Info Tech, Growth Investing, and the Crowded Trade

“…every monetary tightening cycle has almost always produced a financial or economic crisis, which in turn has marked the beginning of a new reflation cycle.”

Bank Credit Analyst
Strategy Outlook Part 1 – Fourth Quarter 2007, September 14, 2007

The reflation cycle is well underway. The Debt Supercycle (see report October 15, 2007) underpins the perpetual rise in assets, rolling from one to the next, producing bubble after bubble only to have the bursting bubble be resolved with more liquidity. And so the story goes.

Accompanying the Debt Supercycle is the tendency of sectors to get overowned producing a crowded trade. And an opportunity for keen-eyed investors to exploit.

I made this point several times before but it bears noting again, particularly in light of the very solid earnings news eminating out of one of my favored areas – Info Tech: Growth investors need to find growth issues to own. One of their favored areas, Financials, is now toxic. Yet, the money allocated to growth not only remains but is actually increasing as investors shift money from value to growth plays. So, what do growth money managers do when one area goes from favored to toxic? They find another area to overown. Enter Info Tech.

Investment Strategy Implications

With an end of year rally setting up nicely, the momentum lemmings are poised to act like Santa’s little helpers and get busy, busy, busy driving prices higher once we get the spookiness that is October out of the way and 2007 comes to a close.

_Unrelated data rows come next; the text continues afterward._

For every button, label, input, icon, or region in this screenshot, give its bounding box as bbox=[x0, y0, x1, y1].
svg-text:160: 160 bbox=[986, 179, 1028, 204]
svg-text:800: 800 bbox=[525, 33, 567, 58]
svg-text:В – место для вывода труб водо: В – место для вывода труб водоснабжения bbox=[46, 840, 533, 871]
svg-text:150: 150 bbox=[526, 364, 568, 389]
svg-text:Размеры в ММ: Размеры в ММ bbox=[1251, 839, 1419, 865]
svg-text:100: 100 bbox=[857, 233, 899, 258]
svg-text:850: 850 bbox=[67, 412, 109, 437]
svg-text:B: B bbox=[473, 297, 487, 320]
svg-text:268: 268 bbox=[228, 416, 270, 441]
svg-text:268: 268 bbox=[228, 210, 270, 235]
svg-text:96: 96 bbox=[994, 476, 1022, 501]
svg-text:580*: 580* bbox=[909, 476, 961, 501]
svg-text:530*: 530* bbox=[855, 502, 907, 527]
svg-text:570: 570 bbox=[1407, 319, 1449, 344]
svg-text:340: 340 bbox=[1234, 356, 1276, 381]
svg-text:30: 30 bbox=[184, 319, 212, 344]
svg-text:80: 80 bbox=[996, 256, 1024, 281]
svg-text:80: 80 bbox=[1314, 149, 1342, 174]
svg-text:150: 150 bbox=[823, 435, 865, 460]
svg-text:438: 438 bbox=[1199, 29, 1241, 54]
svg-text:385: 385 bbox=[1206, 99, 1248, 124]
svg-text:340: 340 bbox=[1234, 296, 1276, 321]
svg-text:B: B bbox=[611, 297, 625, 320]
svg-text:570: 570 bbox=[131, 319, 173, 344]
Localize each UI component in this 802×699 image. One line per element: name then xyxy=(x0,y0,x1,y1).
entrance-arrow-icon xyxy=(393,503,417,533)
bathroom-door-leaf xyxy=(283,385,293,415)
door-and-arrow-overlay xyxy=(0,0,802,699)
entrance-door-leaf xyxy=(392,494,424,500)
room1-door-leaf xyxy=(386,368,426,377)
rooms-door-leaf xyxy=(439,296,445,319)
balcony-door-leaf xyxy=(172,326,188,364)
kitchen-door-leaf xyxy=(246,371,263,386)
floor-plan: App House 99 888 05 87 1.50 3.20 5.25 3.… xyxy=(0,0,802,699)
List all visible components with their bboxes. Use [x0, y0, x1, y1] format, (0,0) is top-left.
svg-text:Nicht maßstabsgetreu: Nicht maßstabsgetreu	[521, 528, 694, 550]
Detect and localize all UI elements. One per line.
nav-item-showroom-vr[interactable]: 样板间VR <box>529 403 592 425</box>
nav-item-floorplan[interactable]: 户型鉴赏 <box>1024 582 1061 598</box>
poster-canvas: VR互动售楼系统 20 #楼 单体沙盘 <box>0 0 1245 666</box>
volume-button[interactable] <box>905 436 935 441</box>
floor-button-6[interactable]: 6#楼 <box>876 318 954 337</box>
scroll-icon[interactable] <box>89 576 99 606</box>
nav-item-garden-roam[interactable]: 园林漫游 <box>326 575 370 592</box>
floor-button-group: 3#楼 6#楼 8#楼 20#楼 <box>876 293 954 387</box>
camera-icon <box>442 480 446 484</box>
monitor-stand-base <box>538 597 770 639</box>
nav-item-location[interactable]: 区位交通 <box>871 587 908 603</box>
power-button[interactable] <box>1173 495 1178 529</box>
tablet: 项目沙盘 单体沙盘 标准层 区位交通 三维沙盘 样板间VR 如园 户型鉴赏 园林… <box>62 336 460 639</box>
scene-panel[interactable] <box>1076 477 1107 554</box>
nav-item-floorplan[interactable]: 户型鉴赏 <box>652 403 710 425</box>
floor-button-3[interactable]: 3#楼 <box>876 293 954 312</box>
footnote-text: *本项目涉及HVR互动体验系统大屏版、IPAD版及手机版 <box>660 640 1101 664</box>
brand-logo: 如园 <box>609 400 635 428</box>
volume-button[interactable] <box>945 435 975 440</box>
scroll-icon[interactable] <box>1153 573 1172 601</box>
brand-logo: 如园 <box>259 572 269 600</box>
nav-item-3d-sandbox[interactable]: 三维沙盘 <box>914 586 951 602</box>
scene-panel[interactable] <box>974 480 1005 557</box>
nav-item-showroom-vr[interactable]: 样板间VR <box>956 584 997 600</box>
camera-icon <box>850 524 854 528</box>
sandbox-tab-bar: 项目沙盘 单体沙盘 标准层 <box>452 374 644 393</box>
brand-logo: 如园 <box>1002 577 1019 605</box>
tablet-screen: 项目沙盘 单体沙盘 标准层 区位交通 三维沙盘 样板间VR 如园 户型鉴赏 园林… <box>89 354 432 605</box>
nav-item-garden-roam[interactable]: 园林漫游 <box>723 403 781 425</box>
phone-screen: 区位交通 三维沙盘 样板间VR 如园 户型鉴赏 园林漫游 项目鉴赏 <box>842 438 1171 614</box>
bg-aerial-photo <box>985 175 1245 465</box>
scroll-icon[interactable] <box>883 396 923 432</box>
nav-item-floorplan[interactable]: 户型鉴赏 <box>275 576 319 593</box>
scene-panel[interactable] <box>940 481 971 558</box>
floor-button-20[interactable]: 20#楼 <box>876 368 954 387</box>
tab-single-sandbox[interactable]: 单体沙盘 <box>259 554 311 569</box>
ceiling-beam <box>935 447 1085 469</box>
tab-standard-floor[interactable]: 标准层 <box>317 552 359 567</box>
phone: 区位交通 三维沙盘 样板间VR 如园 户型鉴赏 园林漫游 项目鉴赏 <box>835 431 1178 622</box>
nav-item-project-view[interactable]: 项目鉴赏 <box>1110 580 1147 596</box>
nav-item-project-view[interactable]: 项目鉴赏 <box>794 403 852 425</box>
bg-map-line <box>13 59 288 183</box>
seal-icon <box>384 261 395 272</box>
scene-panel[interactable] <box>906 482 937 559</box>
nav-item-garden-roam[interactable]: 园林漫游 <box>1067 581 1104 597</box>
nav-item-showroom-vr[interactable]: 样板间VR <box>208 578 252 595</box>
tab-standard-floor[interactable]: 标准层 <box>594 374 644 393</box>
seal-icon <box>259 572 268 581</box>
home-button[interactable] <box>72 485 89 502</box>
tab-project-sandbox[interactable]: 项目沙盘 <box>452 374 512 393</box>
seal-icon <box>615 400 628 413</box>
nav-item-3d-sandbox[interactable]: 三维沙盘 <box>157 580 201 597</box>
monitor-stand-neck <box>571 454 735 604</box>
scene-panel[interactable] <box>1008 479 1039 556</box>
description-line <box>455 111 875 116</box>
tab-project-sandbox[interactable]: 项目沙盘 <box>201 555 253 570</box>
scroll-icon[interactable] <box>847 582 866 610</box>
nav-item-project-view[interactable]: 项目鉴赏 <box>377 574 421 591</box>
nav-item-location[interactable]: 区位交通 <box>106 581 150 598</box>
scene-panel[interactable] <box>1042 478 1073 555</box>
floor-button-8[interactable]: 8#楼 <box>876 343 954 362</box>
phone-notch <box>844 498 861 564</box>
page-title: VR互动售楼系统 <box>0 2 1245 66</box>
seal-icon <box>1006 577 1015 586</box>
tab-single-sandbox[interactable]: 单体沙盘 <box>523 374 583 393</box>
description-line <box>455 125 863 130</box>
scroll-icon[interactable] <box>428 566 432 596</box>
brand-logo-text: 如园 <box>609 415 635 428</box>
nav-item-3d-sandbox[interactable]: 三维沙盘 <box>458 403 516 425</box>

In the process, Info Tech (and Industrials) should remain very solidly in the upper quartile of performers.

Amidst the joy, however, there is one style area that certain investors still remain confused with – The Smids

Yes, large cap and specifically large cap growth appears to be the better place to invest. However, converting an underperforming Smid group into a negative return group is a mistake and runs the risk of leaving lots of money in selected areas on the table.

For reasons stated previously (including what is noted above), excess liquidity, decent earnings growth, reasonable valuation levels, and the pressure to perform will continue to help drive prices higher in the Smids. Therefore, don’t overlook the opportunities that may be buried in the Smids, particularly in the Info Tech and Industrials sectors.